Zona Madina juga menginisiasi bank sampah, di mana sampah dikelola berdasarkan jenisnya kemudian diolah sesuai potensi ekonomi yang bisa muncul dari proses pengelolaan itu.
Zona Madina juga di setiap programnya selalu menyandingkan atau mengakomodir isu-isu lingkungan, termasuk dalam perspektif pertanian, penggunaan pupuk kimia yang berlebihan, kemudian perambahan wilayah-wilayah yang seharusnya menjadi wilayah konservasi menjadi lahan pertanian.
“Kalau kemudian kita hanya batasi mereka dalam konteks bahwa itu tidak mencerminkan nilai keberlanjutan dsb. maka pasti tidak akan berjalan di lapangan. Karena itu kita juga harus pikirkan bagaimana agar kebutuhan praktis masyarakat bisa terpenuhi khususnya kebutuhan primer, di sisi lain kepentingan untuk isu keberlanjutan juga bisa diakomodir.”
Di tingkat kebijakan, masalah sampah ini banyak didorong oleh National Plastic Action Partnership (NPAP), yaitu sebuah platform multipihak yang mempertemukan para pembuat kebijakan, ahli, sektor bisnis, pengusaha, dan organisasi masyarakat sipil untuk bersama-sama berupaya mengurangi 70 persen sampah plastik di laut pada 2025.
baca juga : Cerita Aeshnina, ‘Duta’ Anti Sampah Plastik dari Gresik
Menurut Fahrian Yovantra, Head of Program Greeneration Foundation, sebagai salah satu bagian dari NPAP, di Indonesia ini NPAP merupakan kolaborasi antara Global Plastic Action Partnership (GPAP) dengan pemerintah Indonesia. GPAP sendiri ini selain kerja sama dengan pemerintah Indonesia juga dengan negara lain Ghana, Vietnam dan Nigeria.

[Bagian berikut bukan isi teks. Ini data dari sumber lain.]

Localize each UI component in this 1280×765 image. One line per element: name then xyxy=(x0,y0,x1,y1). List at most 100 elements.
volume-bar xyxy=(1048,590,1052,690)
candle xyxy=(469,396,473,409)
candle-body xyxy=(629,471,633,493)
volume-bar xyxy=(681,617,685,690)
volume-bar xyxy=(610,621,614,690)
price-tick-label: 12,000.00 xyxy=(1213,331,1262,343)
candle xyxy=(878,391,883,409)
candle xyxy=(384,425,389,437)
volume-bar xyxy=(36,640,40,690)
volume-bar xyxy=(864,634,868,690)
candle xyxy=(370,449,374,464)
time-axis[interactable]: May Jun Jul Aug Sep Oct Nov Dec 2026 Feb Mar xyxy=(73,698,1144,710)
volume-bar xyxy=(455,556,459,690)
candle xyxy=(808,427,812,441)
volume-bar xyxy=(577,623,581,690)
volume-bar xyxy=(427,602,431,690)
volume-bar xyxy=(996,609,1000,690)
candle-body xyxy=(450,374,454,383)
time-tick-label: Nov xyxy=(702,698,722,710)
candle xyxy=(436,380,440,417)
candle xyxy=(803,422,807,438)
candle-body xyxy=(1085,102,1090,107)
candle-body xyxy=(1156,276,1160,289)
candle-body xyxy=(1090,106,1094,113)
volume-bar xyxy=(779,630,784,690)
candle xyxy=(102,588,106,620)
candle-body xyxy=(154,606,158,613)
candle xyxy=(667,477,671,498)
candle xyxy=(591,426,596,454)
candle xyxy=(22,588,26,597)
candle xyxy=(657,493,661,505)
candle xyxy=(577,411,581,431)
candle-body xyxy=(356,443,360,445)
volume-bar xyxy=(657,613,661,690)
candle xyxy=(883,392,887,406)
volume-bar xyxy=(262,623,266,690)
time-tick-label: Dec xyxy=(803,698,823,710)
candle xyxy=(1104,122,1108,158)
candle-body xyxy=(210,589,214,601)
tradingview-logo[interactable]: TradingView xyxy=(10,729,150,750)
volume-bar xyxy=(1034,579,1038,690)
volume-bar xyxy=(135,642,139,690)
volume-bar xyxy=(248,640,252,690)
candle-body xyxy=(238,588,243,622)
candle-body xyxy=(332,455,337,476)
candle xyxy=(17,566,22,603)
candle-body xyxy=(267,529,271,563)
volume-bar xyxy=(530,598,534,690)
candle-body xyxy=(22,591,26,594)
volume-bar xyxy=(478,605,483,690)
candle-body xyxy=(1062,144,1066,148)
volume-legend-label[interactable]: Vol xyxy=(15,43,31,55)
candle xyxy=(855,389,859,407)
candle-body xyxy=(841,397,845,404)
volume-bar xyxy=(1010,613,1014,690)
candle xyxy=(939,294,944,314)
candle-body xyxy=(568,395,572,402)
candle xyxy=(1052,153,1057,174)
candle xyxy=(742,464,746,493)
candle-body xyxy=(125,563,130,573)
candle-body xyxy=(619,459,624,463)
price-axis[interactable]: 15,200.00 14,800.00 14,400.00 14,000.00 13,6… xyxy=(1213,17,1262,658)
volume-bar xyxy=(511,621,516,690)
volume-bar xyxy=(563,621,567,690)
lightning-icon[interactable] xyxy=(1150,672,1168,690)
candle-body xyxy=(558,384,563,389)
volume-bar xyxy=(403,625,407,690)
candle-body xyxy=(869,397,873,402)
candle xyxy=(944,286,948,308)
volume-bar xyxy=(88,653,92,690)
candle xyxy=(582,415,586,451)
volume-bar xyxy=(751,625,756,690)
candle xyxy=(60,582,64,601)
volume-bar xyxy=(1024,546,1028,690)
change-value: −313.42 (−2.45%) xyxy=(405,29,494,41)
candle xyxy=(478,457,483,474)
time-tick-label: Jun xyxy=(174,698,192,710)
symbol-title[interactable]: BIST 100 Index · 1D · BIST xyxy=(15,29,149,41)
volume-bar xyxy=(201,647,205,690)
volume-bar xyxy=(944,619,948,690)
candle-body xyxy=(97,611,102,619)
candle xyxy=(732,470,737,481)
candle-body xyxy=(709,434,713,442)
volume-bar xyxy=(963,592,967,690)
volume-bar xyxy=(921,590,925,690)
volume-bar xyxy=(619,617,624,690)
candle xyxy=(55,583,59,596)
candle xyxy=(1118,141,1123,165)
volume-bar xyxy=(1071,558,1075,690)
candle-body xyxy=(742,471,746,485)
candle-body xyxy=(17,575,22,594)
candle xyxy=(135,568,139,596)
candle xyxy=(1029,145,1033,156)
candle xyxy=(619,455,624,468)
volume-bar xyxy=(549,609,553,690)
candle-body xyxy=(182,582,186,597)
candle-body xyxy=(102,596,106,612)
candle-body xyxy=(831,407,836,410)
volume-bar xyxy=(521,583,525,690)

“Tujuan GPAP ini adalah karena lautan dunia ini penuh dengan sampah plastik. GPAP ini sekretariat yang di-lead oleh World Economic Forum. Mereka memperkirakan akan lebih banyak sampah plastik di laut dibandingkan ikan berdasarkan beratnya pada 2050.”
Menurutnya, Indonesia sebagai negara dengan penduduk dan ekonomi terbesar di Asia Tenggara memegang peranan kunci sebagai global dan regional.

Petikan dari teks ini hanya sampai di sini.